|Harry Potter and the Deathly Hallows Part 2 movie poster, image property of Warner Bros.|
Harry Potter and the Deathly Hallows Part 2 AWESOME!
Sometime towards the end of 1999 I found myself looking at books that were being sold at the Book Fair in the school library. I was 13 years old and in eighth grade. For my first hour class I would go and help out in a second grade classroom at the nearby elementary school. We had taken the kids to look at the books, and that’s when I spotted J.K. Rowling’s Harry Potter and the Sorcerer’s Stone for the first time. I bought it. I read it. I loved it.
To this day I’m not really sure what made me buy it in the first place. It wasn’t exactly my proper reading level. And where did I get the money? I guess I’ll never know. But for some reason I did, and I’ve been a huge Harry Potter fan ever since. I loved the blending of fantasy with reality. I loved the quirky characters, strange locales, and the mystery of it all. I loved the surprise twist at the end of every book! I was sure Snape was the bad guy, I never dreamed that Ginny would have opened the Chamber of Secrets, and who wasn’t thoroughly convinced Sirius was a murderer?
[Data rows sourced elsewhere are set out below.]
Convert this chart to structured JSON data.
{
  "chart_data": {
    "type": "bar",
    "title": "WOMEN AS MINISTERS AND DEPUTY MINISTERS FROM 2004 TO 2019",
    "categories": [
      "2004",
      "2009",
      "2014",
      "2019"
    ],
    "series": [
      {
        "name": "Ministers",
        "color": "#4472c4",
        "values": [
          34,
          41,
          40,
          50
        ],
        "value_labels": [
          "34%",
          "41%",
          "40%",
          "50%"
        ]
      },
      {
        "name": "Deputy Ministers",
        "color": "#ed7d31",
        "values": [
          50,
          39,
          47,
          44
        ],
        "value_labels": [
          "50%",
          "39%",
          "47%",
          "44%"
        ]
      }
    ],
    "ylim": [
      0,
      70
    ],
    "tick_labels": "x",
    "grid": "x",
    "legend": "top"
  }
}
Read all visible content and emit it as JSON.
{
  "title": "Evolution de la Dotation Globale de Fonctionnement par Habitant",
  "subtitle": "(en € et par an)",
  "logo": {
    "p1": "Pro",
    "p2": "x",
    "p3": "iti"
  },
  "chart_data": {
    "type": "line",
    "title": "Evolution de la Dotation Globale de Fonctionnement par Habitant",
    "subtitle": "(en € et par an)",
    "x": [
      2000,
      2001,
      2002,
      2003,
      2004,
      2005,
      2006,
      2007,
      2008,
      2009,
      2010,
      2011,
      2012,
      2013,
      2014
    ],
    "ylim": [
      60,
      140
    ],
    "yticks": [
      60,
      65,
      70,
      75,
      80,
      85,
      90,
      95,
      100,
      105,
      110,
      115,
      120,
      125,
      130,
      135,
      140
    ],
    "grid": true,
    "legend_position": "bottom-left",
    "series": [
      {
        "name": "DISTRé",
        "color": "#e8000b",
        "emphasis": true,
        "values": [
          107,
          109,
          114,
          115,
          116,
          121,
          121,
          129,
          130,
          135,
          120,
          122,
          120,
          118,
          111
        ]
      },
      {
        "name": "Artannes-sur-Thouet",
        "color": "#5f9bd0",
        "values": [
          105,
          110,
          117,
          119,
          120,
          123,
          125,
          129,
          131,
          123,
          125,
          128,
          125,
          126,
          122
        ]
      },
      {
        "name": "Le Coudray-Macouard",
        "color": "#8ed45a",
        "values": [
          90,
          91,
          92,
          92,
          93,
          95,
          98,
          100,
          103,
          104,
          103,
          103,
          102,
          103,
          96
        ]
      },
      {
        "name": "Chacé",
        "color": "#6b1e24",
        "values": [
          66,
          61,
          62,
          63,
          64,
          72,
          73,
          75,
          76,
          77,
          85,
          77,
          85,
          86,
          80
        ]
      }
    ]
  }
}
For the past ten years we’ve been treated to a new Harry Potter film almost annually. Ten years is a long time. When the movie Harry Potter and the Sorcerer’s Stone first came out in November of 2001, I was fifteen years old. I was a sophomore in high school. I saw Prisoner of Azkaban the summer after I graduated, the fourth and fifth installments were released while I was on a mission in Chile, and just last night I found myself in my mid-twenties—with a job and a fiancé—watching the final half of the final film. I marvel at just how much of my lifespan has been experienced with Harry by my side.
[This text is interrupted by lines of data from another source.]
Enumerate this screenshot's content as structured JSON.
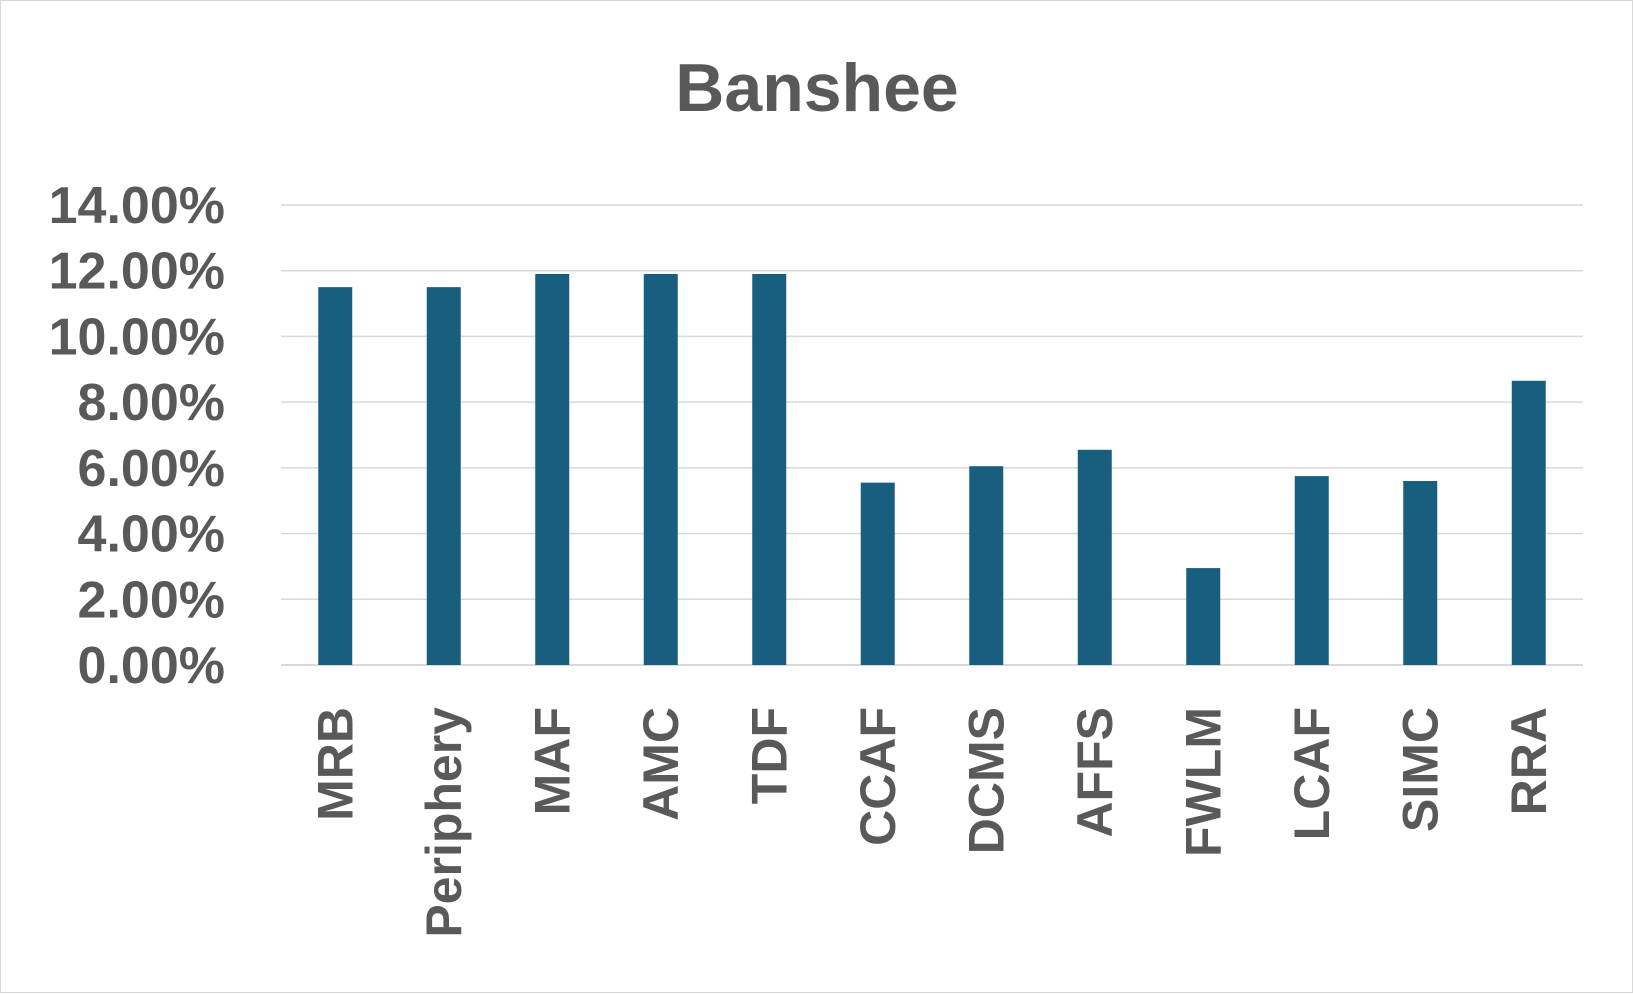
{
  "chart_data": {
    "type": "bar",
    "title": "Banshee",
    "xlabel": "",
    "ylabel": "",
    "categories": [
      "MRB",
      "Periphery",
      "MAF",
      "AMC",
      "TDF",
      "CCAF",
      "DCMS",
      "AFFS",
      "FWLM",
      "LCAF",
      "SIMC",
      "RRA"
    ],
    "values": [
      11.5,
      11.5,
      11.9,
      11.9,
      11.9,
      5.55,
      6.05,
      6.55,
      2.95,
      5.75,
      5.6,
      8.65
    ],
    "ylim": [
      0,
      14
    ],
    "yticks": [
      "0.00%",
      "2.00%",
      "4.00%",
      "6.00%",
      "8.00%",
      "10.00%",
      "12.00%",
      "14.00%"
    ],
    "grid": true,
    "legend": "none",
    "colors": {
      "bar": "#175e7f",
      "text": "#595959",
      "grid": "#d9d9d9",
      "border": "#d9d9d9"
    }
  }
}
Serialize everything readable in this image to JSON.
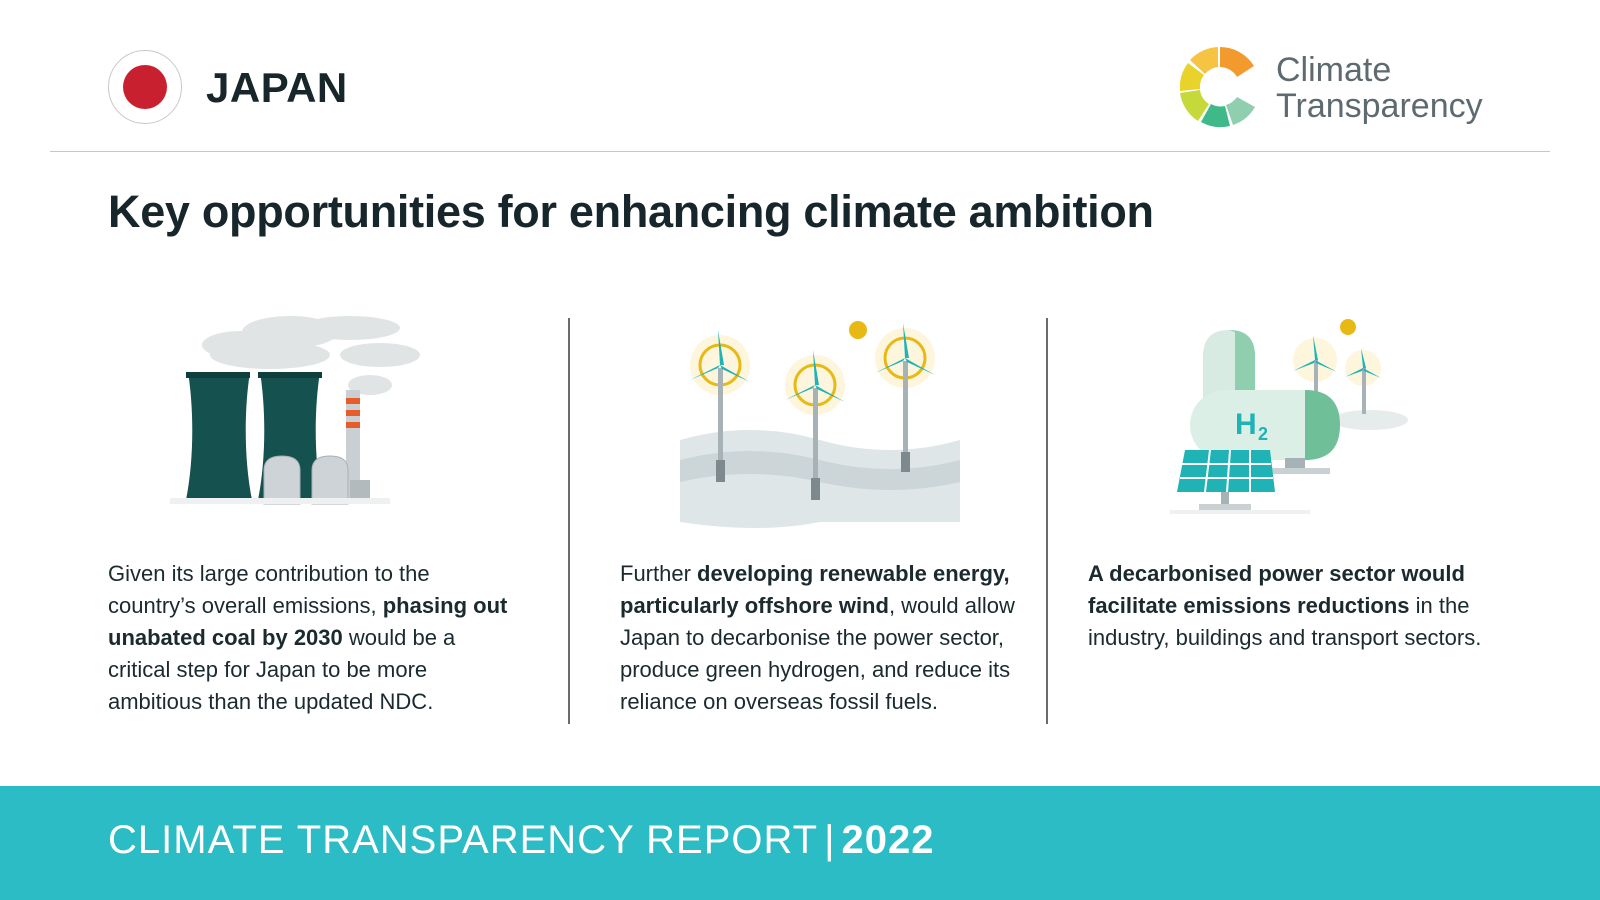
{
  "header": {
    "country": "JAPAN",
    "logo_line1": "Climate",
    "logo_line2": "Transparency"
  },
  "headline": "Key opportunities for enhancing climate ambition",
  "columns": [
    {
      "icon": "coal-power-plant-icon",
      "segments": [
        {
          "text": "Given its large contribution to the country’s overall emissions, ",
          "bold": false
        },
        {
          "text": "phasing out unabated coal by 2030",
          "bold": true
        },
        {
          "text": " would be a critical step for Japan to be more ambitious than the updated NDC.",
          "bold": false
        }
      ]
    },
    {
      "icon": "offshore-wind-turbines-icon",
      "segments": [
        {
          "text": "Further ",
          "bold": false
        },
        {
          "text": "developing renewable energy, particularly offshore wind",
          "bold": true
        },
        {
          "text": ", would allow Japan to decarbonise the power sector, produce green hydrogen, and reduce its reliance on overseas fossil fuels.",
          "bold": false
        }
      ]
    },
    {
      "icon": "hydrogen-solar-icon",
      "segments": [
        {
          "text": "A decarbonised power sector would facilitate emissions reductions",
          "bold": true
        },
        {
          "text": " in the industry, buildings and transport sectors.",
          "bold": false
        }
      ]
    }
  ],
  "h2_label": "H",
  "h2_sub": "2",
  "footer": {
    "report_label": "CLIMATE TRANSPARENCY REPORT",
    "separator": "|",
    "year": "2022"
  },
  "colors": {
    "accent": "#2bbcc5",
    "flag_red": "#c8202f",
    "dark_teal": "#14514f",
    "turbine_teal": "#1fb3b5",
    "sun_yellow": "#e8b915"
  }
}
But after the much-anticipated movie Harry Potter and the Deathly Hallows Part 2 was over and the credits were rolling, I was left with a very odd feeling. Why wasn’t I beaming with sheer joy?? Why wasn’t I screaming my excitement from the rooftops?? I have been obsessing over the movie for a full week on this blog, and yet there I was, riding home from the theater in Salt Lake City, filled with such a melancholy that I feared that perhaps I hated the movie.
But in reality it was a very good movie. I just wanted more somehow.
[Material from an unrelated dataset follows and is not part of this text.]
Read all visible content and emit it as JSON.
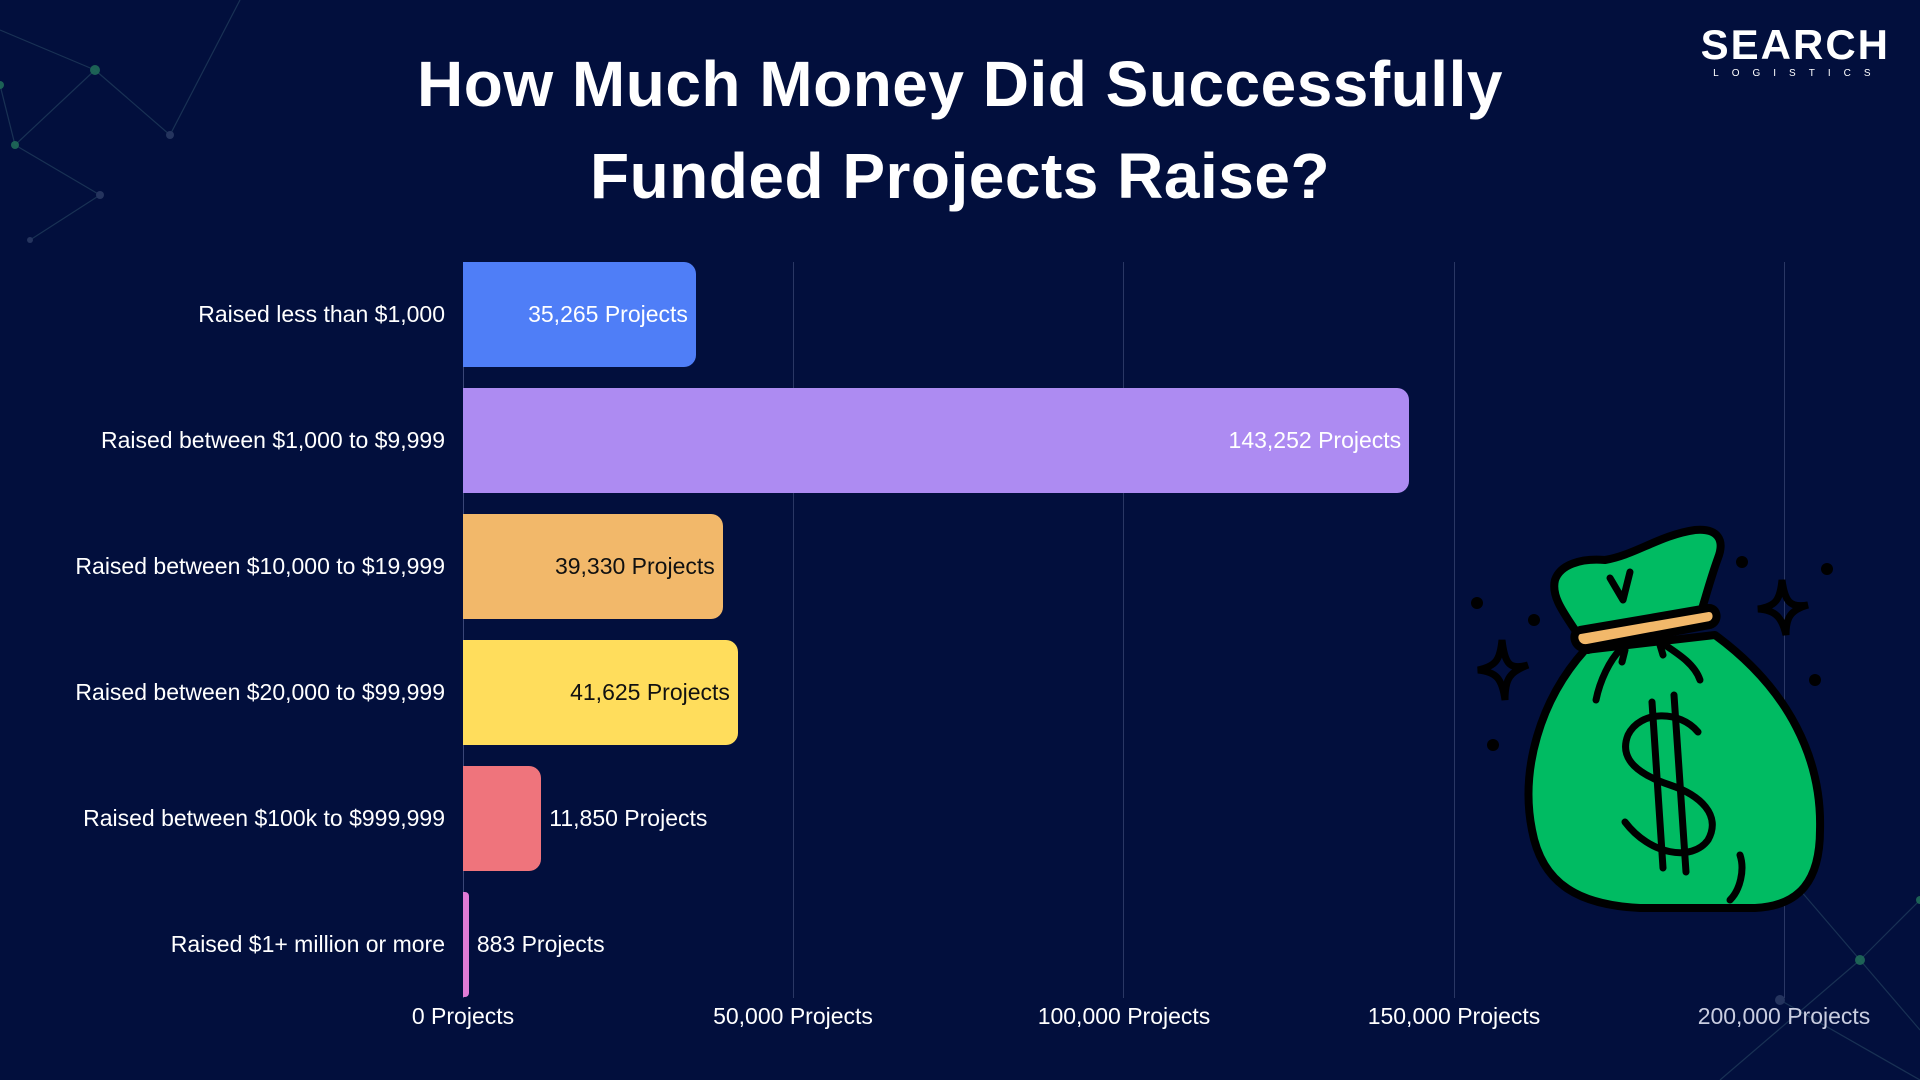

The movie was over all too quickly, partly because it was the shortest Potter film yet (only 130 minutes) and partly because it had a very quick pace. It also didn’t feel like a complete movie, which I had to remind myself was because it isn’t a complete movie. Part 2 is the exciting climax that Part 1 was leading up to. I feel like if I had seen both parts all together, as one cohesive story, I would have left the theater feeling more fulfilled.
However, looking back on it, I feel like the movie got a lot of things right. The Battle of Hogwarts was done very well, with spells both beautiful and terrifying. People were dying, heroes were made, and the stakes definitely felt at their highest. While war was raging all around them, the trio had to find and destroy the last of the horcruxes. Then Harry ultimately had to confront his fate.
Daniel Radcliffe was on the top of his game as far as acting is concerned. I thought Harry’s decision to die was handled very well, as was the otherworldly scene in King’s Cross. The only thing that bothered me a little was his final battle with Voldemort. I just felt like it was a bit anticlimactic. Some details were changed from the book, but I’m not necessarily mad at that. I just don’t understand how simply disarming Voldemort caused him to crumble away like he did.
Alan Rickman’s performance as Snape was hands down the best he’s ever done. Snape’s death was tragic to see, and I really thought there was a good connection between him and Harry during those final moments of life. Even before seeing the memories in the Pensieve, I felt like Snape and Harry came to an understanding. The flashbacks that showed us the full complexity of Snape—his love for Harry’s mother and his true allegiance to Dumbledore—were very moving and in my opinion, artfully done. Seeing Snape weep over Lily’s dead body was one of the saddest things I have seen onscreen in a long time.
The score by Alexandre Desplat was very good, and I was grateful that he used so much of John Williams’ original score. Since this movie was like the final bow for all of the characters we’ve come to love, it was very nostalgic to hear bits of “Hedwig’s Theme” and even “Harry’s Theme” which we haven’t heard in a Potter film for many, many years.
I also thoroughly enjoyed the epilogue, where we were able to see that peace and order has been restored to the wizarding world. The now grown-up Harry giving words of comfort to his own son was lovely, and I was impressed with the makeup and costuming. They really did look nineteen years older.
Now, back to the odd numbness I felt after Harry Potter and the Deathly Hallows Part 2 ended: It wasn’t about the movie necessarily. The movie was everything it could have been and more. I guess I just expected the end of an era to feel more earth-shattering or life-altering or important. But in the end, it was just me sitting in a dark movie theater. It was just the close of a book.